And a close up. I edited this recently, sometimes looking at something again lets you see what's 'wrong' with it...

Link

7 comments:

M. D. Jackson said...

I love it!

Aly Fell said...

Cheers Mr Jackson! I enjoyed doing this one!

abdul666 said...

I was at first of two minds about the 'Elizabethan with a touch of Napoleonic' cocktail, but I'm finally seduced.
As a wargaming figurine she would be a great officer for Freebooter Miniatures arquebusieres: you should really find an enterprising miniatures manufacturer to turn your excellent, and so original designs into 28mm figurines!

Aly Fell said...

Hi Abdul666. Thank you! I'm an Elizabethan nut, but also a huge fan of Sharpe and general Napoleonic shenannigans! Mixing things up is fun, and I did it before with Elizabethan and WW2. Glad you 'get it'! :)

Thank you SO much for the suggestion!

abdul666 said...

While the Napoleonic hussar dolman (which did not evolved much in centuries) fits well with the 'Elizabethan' details of the costume, I'm far less convinced -actually deeply disturbed- by the epaulettes, which are really tagged '19th C. and later'. To me at least the contrast of dates is too blatant, undermining the self-consistency / 'realism' of the whole costume.
What about, instead of fully evolved epaulettes, the bunches of ribbons (without shoulder straps) which preceded them? "The direct origin of épaulettes lies in the *bunches of ribbons worn on the shoulders* of military coats at the end of the 17th century, which were partially decorative and partially intended to prevent shoulder belts from slipping. These ribbons were tied into a knot which left the fringed end free.". Maybe the ribbons themselves would be very short, each extending in a long fringe?
Alternatively the coat would bear only the fringes directly fixed to the shoulder with neither shoulder strap -which appeared far later than the 'fringe'- nor solid crescent ('tournante'), i.e. like *this* without shoulder straps?
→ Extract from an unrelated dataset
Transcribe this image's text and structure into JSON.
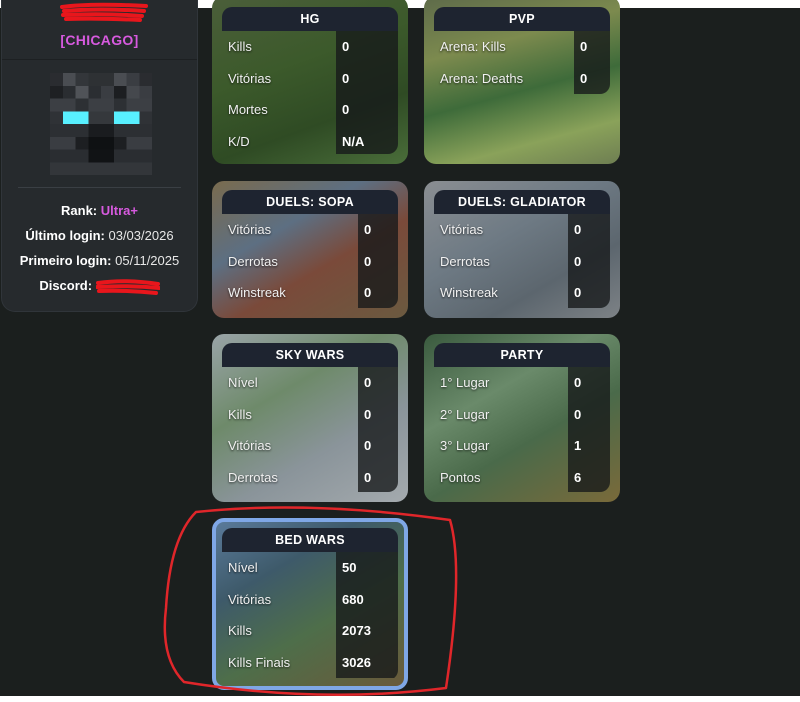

Epaulettes were intended to increase the 'manly' silhouette by broadening the shoulders, so for a woman it would be more feminine to have them attached slightly closer to the neck, to less broaden the shoulders?
Or something like *this*, but the 'semi-solid' part on the shoulder made of gilded 'chainmail' (since 'White' officers of native cavalry in India wore 'mail' epaulettes), and a denser fringe with many more 'strings'?

I guess that on the opposite you think that the brutal contrast between Napoleonic and Elizabethan components is precisely what constitutes the charm of the costume, but I think that (at least when one day it comes to a 28mm miniature figurine) something less... drastic / extreme, a combination less anachronistic and more uchronistic, would have a wider potential market.

abdul666 said...

Purely personal of course, and maybe too 'soft' for the character, but I prefer her face [even if, to be blunt, the shadow on her upper lip conjures up the word 'mustache'] :-)

Aly Fell said...

Hi Abdul,

Thanks for the comprehensive reply. I have to say though, I’m not going for authenticity here. The amalgam of different historical periods, which wouldn’t exist in reality, are evidence that - whilst the epaulettes are not realistic - they are just for fun. The jacket is based specifically on the fictional Richard Sharpe of the 95th Rifles, and the boots and trunk hose or slops generically late Tudor. I’m currently working on a series of illustrations based specifically in the Elizabethan period, and whilst I’m going for more authenticity to place them in ‘period’, I’m also taking liberties with aesthetics. Eg: I’m currently designing a tomboy girl who dresses in male clothing of the era, and whilst I could obey the sumptuary laws, this would restrict me. It is the job of the artist to make an aesthetic choice if not going for literalism. If my brief was to be as factual as possible, eg: illustrating an Osprey Men at Arms book, then I would not take liberties, but for my own creative license I allow the viewer to fill in the gaps. The character here is not dressing specifically ‘feminine’, but in the ‘pirate world’ is appropriating whatever she thinks looks good and has a degree of practicality. I mean there’s SO much about the image that is anachronistic: the gun, the sword, the whistle and the riding trousers with the leather patches, that I’m actually surprised you picked up on the epaulettes! You obviously really know your stuff, and thanks for the constructive ‘crits’. :)


As for the face you link to, it's a work in progress anyway, so it's not been published anywhere. Possibly the shadow is a bit heavy, but as an aesthetic conceit it doesn't bother me. It gives her a slight androgyny which I quite like.